The researchers gauged the speeds at which the patients were able to correctly copy phrases and sentences such as, “The quick brown fox jumped over the lazy dog.” Average rates were 7.8 words per minute for Degray and 6.3 and 2.7 words per minute, respectively, for the other two participants.
The investigational system used in the study, an intracortical brain-computer interface called the BrainGate Neural Interface System, represents the newest generation of BCIs.
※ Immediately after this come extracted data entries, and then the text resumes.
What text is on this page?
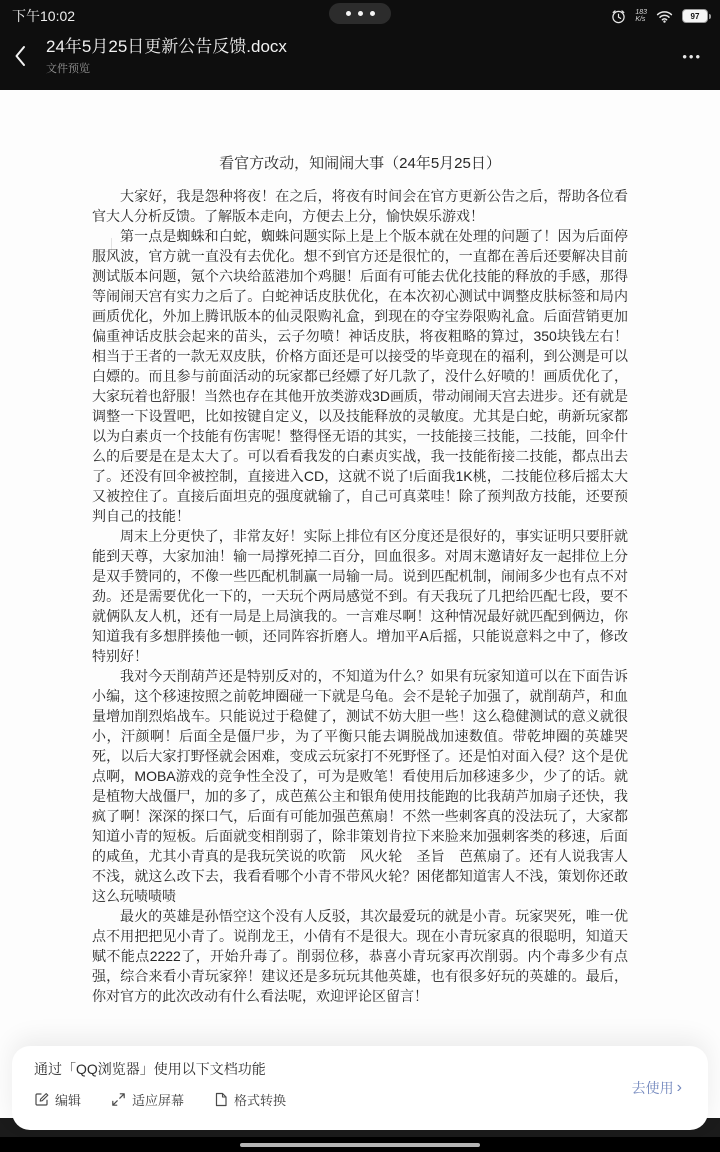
下午10:02	183
K/s	97
24年5月25日更新公告反馈.docx
文件预览
•••
看官方改动，知闹闹大事（24年5月25日）

大家好，我是怨种将夜！在之后，将夜有时间会在官方更新公告之后，帮助各位看官大人分析反馈。了解版本走向，方便去上分，愉快娱乐游戏！

第一点是蜘蛛和白蛇，蜘蛛问题实际上是上个版本就在处理的问题了！因为后面停服风波，官方就一直没有去优化。想不到官方还是很忙的，一直都在善后还要解决目前测试版本问题，氪个六块给蓝港加个鸡腿！后面有可能去优化技能的释放的手感，那得等闹闹天宫有实力之后了。白蛇神话皮肤优化，在本次初心测试中调整皮肤标签和局内画质优化，外加上腾讯版本的仙灵限购礼盒，到现在的夺宝券限购礼盒。后面营销更加偏重神话皮肤会起来的苗头，云子勿喷！神话皮肤，将夜粗略的算过，350块钱左右！相当于王者的一款无双皮肤，价格方面还是可以接受的毕竟现在的福利，到公测是可以白嫖的。而且参与前面活动的玩家都已经嫖了好几款了，没什么好喷的！画质优化了，大家玩着也舒服！当然也存在其他开放类游戏3D画质，带动闹闹天宫去进步。还有就是调整一下设置吧，比如按键自定义，以及技能释放的灵敏度。尤其是白蛇，萌新玩家都以为白素贞一个技能有伤害呢！整得怪无语的其实，一技能接三技能，二技能，回伞什么的后要是在是太大了。可以看看我发的白素贞实战，我一技能衔接二技能，都点出去了。还没有回伞被控制，直接进入CD，这就不说了!后面我1K桃，二技能位移后摇太大又被控住了。直接后面坦克的强度就输了，自己可真菜哇！除了预判敌方技能，还要预判自己的技能！

周末上分更快了，非常友好！实际上排位有区分度还是很好的，事实证明只要肝就能到天尊，大家加油！输一局撑死掉二百分，回血很多。对周末邀请好友一起排位上分是双手赞同的，不像一些匹配机制赢一局输一局。说到匹配机制，闹闹多少也有点不对劲。还是需要优化一下的，一天玩个两局感觉不到。有天我玩了几把给匹配七段，要不就俩队友人机，还有一局是上局演我的。一言难尽啊！这种情况最好就匹配到俩边，你知道我有多想胖揍他一顿，还同阵容折磨人。增加平A后摇，只能说意料之中了，修改特别好！

我对今天削葫芦还是特别反对的，不知道为什么？如果有玩家知道可以在下面告诉小编，这个移速按照之前乾坤圈碰一下就是乌龟。会不是轮子加强了，就削葫芦，和血量增加削烈焰战车。只能说过于稳健了，测试不妨大胆一些！这么稳健测试的意义就很小，汗颜啊！后面全是僵尸步，为了平衡只能去调脱战加速数值。带乾坤圈的英雄哭死，以后大家打野怪就会困难，变成云玩家打不死野怪了。还是怕对面入侵？这个是优点啊，MOBA游戏的竞争性全没了，可为是败笔！看使用后加移速多少，少了的话。就是植物大战僵尸，加的多了，成芭蕉公主和银角使用技能跑的比我葫芦加扇子还快，我疯了啊！深深的探口气，后面有可能加强芭蕉扇！不然一些刺客真的没法玩了，大家都知道小青的短板。后面就变相削弱了，除非策划肯拉下来脸来加强刺客类的移速，后面的咸鱼，尤其小青真的是我玩笑说的吹箭　风火轮　圣旨　芭蕉扇了。还有人说我害人不浅，就这么改下去，我看看哪个小青不带风火轮？困佬都知道害人不浅，策划你还敢这么玩啧啧啧

最火的英雄是孙悟空这个没有人反驳，其次最爱玩的就是小青。玩家哭死，唯一优点不用把把见小青了。说削龙王，小倩有不是很大。现在小青玩家真的很聪明，知道天赋不能点2222了，开始升毒了。削弱位移，恭喜小青玩家再次削弱。内个毒多少有点强，综合来看小青玩家猝！建议还是多玩玩其他英雄，也有很多好玩的英雄的。最后，你对官方的此次改动有什么看法呢，欢迎评论区留言！

通过「QQ浏览器」使用以下文档功能
编辑	适应屏幕	格式转换
去使用 ›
Previous generations picked up signals first via electrical leads placed on the scalp, then by being surgically positioned at the brain’s surface beneath the skull.
An intracortical BCI uses a tiny silicon chip, just over one-sixth of an inch square, from which protrude 100 electrodes that penetrate the brain to about the thickness of a quarter and tap into the electrical activity of individual nerve cells in the motor cortex.
Henderson likened the resulting improved resolution of neural sensing, compared with that of older-generation BCIs, to that of handing out applause meters to individual members of a studio audience rather than just stationing them on the ceiling, “so you can tell just how hard and how fast each person in the audience is clapping.”
Shenoy said the day will come - closer to five years from now, rather than 10, he predicted - when a self-calibrating, fully implanted wireless system can be used without caregiver assistance, with no cosmetic impact on the recipient and which can be used around the clock.